Admitting to the Real Date

We established a trusting relationship at vianet with our customer. We invited them to each Sprint review and planning ceremonies. They checked out and deployed our code from our servers in to their environment.

Negotiating the Date

It was the end of fall and our customer said they needed the work finished by the start of spring. Everyone wanted some buffer in case something delayed deployment and we agreed to finish development by the middle of winter. This date was written in to the contract drawn up by lawyers and signed by both sides. The rate that we were now building the product at had our team estimating we would have something out after the date in the contract.

Inspecting Progress

Our customer attended reviews, inspected progress by checking out and building the latest code at any time, and saw our responsiveness from requests in planning. It was because of this interaction that when we told them, they understood that we had more work to do than could be delivered by the contract date. Everyone believed the data they were seeing.
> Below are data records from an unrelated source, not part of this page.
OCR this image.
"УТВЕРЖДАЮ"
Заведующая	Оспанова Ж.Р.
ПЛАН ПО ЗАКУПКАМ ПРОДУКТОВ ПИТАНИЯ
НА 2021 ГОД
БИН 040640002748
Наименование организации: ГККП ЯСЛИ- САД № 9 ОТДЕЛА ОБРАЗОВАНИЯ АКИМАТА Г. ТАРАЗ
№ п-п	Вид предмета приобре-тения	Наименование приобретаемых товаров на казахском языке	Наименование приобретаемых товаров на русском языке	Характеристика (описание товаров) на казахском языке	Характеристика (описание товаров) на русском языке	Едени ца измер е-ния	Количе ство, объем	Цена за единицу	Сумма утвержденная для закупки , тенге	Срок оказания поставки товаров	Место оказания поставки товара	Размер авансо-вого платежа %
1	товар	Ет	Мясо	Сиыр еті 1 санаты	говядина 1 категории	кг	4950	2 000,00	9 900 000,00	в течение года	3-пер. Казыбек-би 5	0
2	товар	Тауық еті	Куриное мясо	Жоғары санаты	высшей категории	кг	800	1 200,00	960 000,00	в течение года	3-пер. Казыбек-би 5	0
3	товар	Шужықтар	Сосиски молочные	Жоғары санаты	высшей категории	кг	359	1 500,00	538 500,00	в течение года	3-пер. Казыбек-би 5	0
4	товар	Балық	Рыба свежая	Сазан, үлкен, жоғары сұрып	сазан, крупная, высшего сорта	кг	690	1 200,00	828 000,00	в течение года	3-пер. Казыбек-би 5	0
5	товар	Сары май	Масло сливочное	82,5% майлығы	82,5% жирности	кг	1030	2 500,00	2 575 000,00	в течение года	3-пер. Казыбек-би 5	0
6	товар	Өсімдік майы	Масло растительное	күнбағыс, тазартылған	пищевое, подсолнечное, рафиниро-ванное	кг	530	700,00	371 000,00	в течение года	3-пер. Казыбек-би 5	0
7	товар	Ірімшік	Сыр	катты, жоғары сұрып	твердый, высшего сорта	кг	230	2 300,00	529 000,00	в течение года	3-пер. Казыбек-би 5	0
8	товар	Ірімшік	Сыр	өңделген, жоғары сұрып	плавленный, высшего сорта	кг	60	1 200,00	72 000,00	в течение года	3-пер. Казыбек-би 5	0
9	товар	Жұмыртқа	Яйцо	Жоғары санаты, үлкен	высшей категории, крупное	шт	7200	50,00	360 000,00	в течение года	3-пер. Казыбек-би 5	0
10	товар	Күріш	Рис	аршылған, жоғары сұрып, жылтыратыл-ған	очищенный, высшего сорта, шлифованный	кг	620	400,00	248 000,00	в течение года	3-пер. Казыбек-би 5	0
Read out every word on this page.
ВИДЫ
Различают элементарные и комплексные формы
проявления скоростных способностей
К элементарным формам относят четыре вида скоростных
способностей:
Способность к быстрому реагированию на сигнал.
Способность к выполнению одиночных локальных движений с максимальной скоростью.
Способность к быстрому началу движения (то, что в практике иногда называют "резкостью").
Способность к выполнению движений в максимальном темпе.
Working Closer with Our Customer

The customer then upped our trust in them. They told us that the intention was to go live in the early summer. Our velocity and Product Backlog size showed that we would finish most of the work by the end of spring. The customer worked closer with us, providing frequent feedback on the direction.

We worked together deciding on what to build next. People from both companies traveled between the two sites. Our Product Owner seemed calmer. Everyone understood clearly what to do and we launched within the window predicted. The customer eventually acquired vianet.